Compétente, ici, la juridiction permanente l’est assurément puisque la Guinée en est un Etat partie. « Mais où, diable, se trouve le problème ? », s’interrogeront certaines bonnes âmes. Sur la fragile sortie de crise, nom de Dieu !

Tenez ! Depuis le lundi 15 février dernier, une délégation d’experts de la CPI séjourne à Conakry. Rejointe le lendemain par la procureure adjointe de la Cour, Fatou Bensoua, elle a pour mission, entre autres, de faire sa propre conviction pertinente sur cette affaire en rencontrant les victimes et recouper les informations de manière contradictoire en se servant d’entretiens avec des personnes et autres organisations. Louable.

Seulement, c’est au niveau de l’opportunité d’une telle visite de travail que le bât blesse. En effet, elle intervient au moment où les protagonistes de la crise s’échinent à remettre le pays sur la voie d’une renaissance démocratique, conformément à l’accord de Ouagadougou signé le 15 janvier dernier. Avec les risques de dérapage et de ranimation des rancœurs à une période d’espérance mais ô combien sensible.

Aujourd’hui, quelle est la priorité des priorités au pays de Sékou Touré ? Serait-ce la soif de justice pour les tués du 28-Septembre ou plutôt le désir de paix ?

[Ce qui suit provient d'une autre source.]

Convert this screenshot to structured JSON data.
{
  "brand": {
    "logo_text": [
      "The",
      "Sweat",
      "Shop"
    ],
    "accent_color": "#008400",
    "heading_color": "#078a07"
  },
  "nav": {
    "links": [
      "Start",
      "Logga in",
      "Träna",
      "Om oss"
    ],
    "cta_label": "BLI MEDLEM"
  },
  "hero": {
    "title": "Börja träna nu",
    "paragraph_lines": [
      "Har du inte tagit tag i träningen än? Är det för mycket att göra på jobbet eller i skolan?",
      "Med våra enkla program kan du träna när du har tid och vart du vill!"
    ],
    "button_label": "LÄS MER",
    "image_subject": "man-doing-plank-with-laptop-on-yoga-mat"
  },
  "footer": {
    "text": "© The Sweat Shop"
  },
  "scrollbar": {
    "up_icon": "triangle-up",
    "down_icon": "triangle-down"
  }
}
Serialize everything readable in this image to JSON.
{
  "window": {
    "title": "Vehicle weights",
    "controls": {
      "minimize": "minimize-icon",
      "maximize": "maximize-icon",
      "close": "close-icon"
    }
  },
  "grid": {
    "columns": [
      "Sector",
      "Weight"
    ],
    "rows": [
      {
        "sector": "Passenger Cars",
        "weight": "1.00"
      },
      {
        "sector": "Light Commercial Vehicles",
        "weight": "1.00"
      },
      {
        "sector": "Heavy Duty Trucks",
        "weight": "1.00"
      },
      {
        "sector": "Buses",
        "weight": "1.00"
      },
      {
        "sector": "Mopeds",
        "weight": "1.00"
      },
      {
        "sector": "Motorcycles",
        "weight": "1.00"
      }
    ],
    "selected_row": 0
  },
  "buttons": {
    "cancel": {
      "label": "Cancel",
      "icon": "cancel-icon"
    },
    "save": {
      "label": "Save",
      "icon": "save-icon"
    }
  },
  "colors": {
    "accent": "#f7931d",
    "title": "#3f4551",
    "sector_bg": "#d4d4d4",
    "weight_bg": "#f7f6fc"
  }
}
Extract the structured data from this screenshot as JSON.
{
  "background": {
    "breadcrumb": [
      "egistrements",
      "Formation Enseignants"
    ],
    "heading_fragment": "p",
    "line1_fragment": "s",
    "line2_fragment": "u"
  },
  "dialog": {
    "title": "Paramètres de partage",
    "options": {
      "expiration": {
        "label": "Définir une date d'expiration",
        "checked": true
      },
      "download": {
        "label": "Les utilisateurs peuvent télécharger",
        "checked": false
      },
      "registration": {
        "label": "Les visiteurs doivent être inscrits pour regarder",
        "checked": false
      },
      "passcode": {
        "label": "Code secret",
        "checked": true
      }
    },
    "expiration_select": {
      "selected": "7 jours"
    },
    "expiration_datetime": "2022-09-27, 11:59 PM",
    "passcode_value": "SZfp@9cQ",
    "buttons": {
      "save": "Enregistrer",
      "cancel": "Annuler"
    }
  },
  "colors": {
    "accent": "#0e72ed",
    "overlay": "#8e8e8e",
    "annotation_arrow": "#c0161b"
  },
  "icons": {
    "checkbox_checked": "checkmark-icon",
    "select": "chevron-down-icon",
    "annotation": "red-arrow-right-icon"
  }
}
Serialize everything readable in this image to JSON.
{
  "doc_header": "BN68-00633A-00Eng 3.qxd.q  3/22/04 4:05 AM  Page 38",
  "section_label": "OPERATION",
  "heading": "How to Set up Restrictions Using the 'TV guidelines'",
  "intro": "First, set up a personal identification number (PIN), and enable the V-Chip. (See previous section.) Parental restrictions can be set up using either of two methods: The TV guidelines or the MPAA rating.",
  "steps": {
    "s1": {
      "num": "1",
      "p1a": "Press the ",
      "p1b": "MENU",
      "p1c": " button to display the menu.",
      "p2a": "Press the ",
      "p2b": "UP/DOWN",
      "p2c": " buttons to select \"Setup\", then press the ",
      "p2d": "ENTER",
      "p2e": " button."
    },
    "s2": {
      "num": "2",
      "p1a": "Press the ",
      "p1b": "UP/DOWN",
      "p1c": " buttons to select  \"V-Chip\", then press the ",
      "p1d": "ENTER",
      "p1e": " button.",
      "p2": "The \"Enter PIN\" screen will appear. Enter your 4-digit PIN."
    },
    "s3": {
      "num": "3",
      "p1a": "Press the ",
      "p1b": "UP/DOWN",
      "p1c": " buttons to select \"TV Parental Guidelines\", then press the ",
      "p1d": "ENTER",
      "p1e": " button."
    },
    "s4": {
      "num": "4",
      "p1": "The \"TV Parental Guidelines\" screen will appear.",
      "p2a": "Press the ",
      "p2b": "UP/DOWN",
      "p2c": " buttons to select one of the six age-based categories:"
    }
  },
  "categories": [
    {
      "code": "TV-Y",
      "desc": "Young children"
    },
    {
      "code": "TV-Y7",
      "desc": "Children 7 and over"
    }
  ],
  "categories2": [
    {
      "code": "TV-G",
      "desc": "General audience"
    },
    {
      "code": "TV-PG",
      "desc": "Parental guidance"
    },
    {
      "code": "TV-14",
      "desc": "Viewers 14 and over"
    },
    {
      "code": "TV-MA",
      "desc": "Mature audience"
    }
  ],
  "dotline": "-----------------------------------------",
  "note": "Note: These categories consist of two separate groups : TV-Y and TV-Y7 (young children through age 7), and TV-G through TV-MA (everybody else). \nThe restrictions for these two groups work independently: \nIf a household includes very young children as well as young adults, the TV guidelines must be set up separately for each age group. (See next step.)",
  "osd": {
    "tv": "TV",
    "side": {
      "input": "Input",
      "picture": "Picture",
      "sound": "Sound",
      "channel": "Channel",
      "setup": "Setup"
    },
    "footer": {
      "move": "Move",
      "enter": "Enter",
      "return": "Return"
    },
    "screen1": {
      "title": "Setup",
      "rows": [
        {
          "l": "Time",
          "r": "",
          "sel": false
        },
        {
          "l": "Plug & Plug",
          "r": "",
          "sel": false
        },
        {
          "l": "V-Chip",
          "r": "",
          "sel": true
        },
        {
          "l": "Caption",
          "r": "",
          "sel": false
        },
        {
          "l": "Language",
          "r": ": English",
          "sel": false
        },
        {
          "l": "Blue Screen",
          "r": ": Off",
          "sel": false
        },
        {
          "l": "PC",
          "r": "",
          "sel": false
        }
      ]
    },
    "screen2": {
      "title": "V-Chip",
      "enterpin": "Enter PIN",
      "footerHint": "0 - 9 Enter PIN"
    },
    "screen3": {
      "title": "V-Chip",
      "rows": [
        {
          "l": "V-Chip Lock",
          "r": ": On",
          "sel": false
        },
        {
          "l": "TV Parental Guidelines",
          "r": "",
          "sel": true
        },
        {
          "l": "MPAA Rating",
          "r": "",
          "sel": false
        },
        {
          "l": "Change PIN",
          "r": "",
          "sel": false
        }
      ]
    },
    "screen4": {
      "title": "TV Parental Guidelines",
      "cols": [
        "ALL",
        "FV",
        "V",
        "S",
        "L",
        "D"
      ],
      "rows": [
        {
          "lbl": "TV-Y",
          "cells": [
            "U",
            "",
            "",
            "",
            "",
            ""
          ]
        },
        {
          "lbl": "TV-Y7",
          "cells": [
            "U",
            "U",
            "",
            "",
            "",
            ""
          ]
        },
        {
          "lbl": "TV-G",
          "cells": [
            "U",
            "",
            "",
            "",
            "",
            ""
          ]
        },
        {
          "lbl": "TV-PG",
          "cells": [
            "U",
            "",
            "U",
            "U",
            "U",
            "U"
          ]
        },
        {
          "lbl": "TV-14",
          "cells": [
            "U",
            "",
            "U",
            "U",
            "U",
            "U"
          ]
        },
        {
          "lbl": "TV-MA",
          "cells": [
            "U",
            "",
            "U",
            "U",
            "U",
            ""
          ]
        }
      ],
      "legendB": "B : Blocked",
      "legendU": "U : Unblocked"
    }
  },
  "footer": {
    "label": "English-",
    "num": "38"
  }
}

Questions que d’aucuns jugeront sans doute cynique. Mais à se référer à l’ordre normal des choses, la justice, la vraie, n’est que la fille de la paix. La première est une chimère sans la seconde. L’une ne prospère que dans l’autre.

Or en voulant désinfecter, à l’heure actuelle, le château d’eau de l’Afrique de l’Ouest, la CPI prend inutilement le risque d’y ensemencer des germes de trouble. Car s’il se trouve que de présumés coupables ont toujours main sur les commandes de l’Etat, ils n’hésiteront guère à torpiller d’une manière ou d’une autre le processus de transition vers un véritable Etat de droit, celui-là même dans lequel ils ne pourraient se soustraire aux poursuites judiciaires.

Vu que les crimes abominables perpétrés au stade de Conakry sont imprescriptibles, l’urgence pour les Guinéens, c’est de parvenir à l’instauration et à l’enracinement d’institutions démocratiques. Le reste en découlera de source.

Inverser les priorités ou les juxtaposer pourrait compromettre les chances inouïes d’un pays d’en finir avec le martyre dans lequel l’ont, jusque-là, maintenu, ses dirigeants.